Is TXV required when an appropriate piston/orifice is used

air-conditioningenergy efficiencyhvac

I had a Goodman GSX140181 1.5 Ton 14 SEER Air Conditioner R-410A installed with a Goodman CHPF3636B6 3 Ton Horizontal A Evaporator Coil installed by a contractor. It came as a kit, along with a Goodman TX2N4A Kit 1.5-2 Ton R-410A Thermal Expansion Valve. Note that it's a 3T evaporator and a 1.5T condenser. That's the way the kit came, and it was priced well, so although the tonnage is different, it was sold as a kit, to be installed together, and was supposedly the way the manufacturer intended for 1.5T worth of cooling to be delivered.
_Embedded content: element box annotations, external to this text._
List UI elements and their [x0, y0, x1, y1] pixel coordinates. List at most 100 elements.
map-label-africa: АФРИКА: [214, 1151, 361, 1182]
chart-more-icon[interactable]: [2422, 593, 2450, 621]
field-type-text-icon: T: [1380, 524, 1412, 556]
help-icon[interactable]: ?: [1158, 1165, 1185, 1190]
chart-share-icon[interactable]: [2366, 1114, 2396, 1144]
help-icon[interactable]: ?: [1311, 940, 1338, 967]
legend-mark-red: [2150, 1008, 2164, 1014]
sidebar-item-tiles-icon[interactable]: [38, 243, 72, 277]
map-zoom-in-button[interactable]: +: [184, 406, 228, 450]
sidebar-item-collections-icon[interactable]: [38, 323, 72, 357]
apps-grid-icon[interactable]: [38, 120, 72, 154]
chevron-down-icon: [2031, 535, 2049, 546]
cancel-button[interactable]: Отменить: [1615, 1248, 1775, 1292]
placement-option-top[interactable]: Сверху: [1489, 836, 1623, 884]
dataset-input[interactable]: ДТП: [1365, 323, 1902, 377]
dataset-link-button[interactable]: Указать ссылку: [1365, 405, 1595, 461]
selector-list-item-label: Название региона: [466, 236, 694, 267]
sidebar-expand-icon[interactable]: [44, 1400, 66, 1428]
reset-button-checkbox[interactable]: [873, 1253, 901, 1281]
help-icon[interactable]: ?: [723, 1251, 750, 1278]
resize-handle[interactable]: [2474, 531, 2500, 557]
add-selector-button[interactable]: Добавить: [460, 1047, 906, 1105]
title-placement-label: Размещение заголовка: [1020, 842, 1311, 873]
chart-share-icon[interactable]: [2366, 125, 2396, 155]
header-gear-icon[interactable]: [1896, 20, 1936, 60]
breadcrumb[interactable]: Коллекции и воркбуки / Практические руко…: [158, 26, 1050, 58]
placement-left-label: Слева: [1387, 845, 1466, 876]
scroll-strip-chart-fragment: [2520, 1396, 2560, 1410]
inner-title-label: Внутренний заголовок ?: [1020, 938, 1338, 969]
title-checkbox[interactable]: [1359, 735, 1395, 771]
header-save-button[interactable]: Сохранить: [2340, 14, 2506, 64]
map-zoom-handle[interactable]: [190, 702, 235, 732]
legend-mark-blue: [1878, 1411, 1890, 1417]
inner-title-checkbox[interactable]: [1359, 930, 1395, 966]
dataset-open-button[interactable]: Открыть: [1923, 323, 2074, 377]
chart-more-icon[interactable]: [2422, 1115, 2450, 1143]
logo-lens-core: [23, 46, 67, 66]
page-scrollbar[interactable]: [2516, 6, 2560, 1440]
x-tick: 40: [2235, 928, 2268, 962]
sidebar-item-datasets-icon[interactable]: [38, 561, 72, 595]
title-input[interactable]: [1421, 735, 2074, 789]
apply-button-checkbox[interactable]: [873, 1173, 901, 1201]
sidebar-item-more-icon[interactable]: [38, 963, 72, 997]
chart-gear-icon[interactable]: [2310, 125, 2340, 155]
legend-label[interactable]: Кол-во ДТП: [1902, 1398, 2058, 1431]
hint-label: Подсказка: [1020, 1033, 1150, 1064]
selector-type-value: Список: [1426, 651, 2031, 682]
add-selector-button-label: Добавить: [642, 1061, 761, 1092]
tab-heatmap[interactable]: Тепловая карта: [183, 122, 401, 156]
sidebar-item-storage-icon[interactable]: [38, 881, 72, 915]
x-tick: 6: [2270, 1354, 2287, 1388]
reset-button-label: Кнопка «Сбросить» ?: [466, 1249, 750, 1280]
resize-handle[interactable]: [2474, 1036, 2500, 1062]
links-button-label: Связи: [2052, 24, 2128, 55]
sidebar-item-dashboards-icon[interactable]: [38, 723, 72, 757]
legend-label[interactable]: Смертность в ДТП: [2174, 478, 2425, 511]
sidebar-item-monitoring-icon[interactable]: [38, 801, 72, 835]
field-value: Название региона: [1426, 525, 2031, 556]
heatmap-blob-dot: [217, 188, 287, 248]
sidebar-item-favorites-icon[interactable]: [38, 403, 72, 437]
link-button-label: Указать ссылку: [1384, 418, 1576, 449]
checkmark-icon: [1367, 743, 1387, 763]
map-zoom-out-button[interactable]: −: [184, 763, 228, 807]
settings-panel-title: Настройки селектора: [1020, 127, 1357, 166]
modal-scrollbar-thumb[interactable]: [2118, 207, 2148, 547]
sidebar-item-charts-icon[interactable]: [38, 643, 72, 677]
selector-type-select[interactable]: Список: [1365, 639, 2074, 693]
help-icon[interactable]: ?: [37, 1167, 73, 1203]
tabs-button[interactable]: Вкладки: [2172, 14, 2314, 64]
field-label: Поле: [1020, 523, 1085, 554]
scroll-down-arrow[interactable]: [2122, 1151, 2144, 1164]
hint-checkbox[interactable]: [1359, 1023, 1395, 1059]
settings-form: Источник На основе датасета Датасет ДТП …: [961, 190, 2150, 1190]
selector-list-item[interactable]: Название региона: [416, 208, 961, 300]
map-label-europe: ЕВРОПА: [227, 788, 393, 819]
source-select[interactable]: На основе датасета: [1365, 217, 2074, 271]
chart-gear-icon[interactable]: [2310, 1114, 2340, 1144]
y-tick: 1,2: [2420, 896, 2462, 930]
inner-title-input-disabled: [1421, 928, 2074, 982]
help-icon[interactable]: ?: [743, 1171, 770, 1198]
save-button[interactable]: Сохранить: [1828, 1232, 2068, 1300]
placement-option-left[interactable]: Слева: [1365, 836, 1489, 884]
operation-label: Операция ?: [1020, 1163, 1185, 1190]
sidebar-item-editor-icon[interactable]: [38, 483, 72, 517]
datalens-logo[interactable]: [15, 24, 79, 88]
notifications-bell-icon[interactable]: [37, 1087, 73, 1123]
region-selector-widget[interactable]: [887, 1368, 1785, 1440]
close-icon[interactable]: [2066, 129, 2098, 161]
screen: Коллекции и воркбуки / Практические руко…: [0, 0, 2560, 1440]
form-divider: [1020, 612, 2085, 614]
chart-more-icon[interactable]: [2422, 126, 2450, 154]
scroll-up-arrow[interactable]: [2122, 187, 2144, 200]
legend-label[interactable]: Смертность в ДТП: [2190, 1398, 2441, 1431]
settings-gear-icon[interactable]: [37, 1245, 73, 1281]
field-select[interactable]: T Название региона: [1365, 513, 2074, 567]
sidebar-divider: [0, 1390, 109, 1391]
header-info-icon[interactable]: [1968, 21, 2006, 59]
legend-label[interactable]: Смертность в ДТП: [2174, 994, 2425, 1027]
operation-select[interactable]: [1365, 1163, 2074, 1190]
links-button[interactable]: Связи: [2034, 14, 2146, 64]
The contractor installed the system and it's cooling nicely, but later I found out that he did not install the TXV (it's still in the box, in the attic). When I asked, he said it was not necessary because he used the piston/orafice that was shipped with the condenser unit. I saw that piston, which was in a bag, stapled to the condenser unit.

Although the system is cooling fine, and I'm getting about a 12 to 14 degree F temperature drop, I'm wondering about efficiency, long-term reliability, warranty, etc.

What's the difference between a TXV install versus an installation with the appropriately sized piston? Will it effect efficiency, reliability, warranty, or anything else? Is it worth the trouble to evacuate, install the TXV, and recharge?

Best Answer

I believe he used an orifice, the correct size orifice will function fine in the system but the txv may be able to increase the efficiency. An orifice just meters the flow of refrigerant, the txv actually regulates the flow or throttles the refrigerant to maintain a constant temp in the evaporator. Yes a larger evaporator is quite common you would never want a smaller one but larger will be fine as long as it is not icing up. I have done both and had both. orifice controlled less possible failures as 1 less active component, TXV slightly lower cost to run but usually cost more up front. If you wanted the txv in the system we would recover the refrigerant into a tank that’s a bit bigger than any bags I have seen, remove the orifice install the txv place the control bulb on the return side of the evaporator solder back up pump down and recharge the system with the refrigerant that was removed. It can take the better part of a day and I usually use the orifice on low seer machines (below18) and would in this case because your coil is larger you may not recoup the extra cost.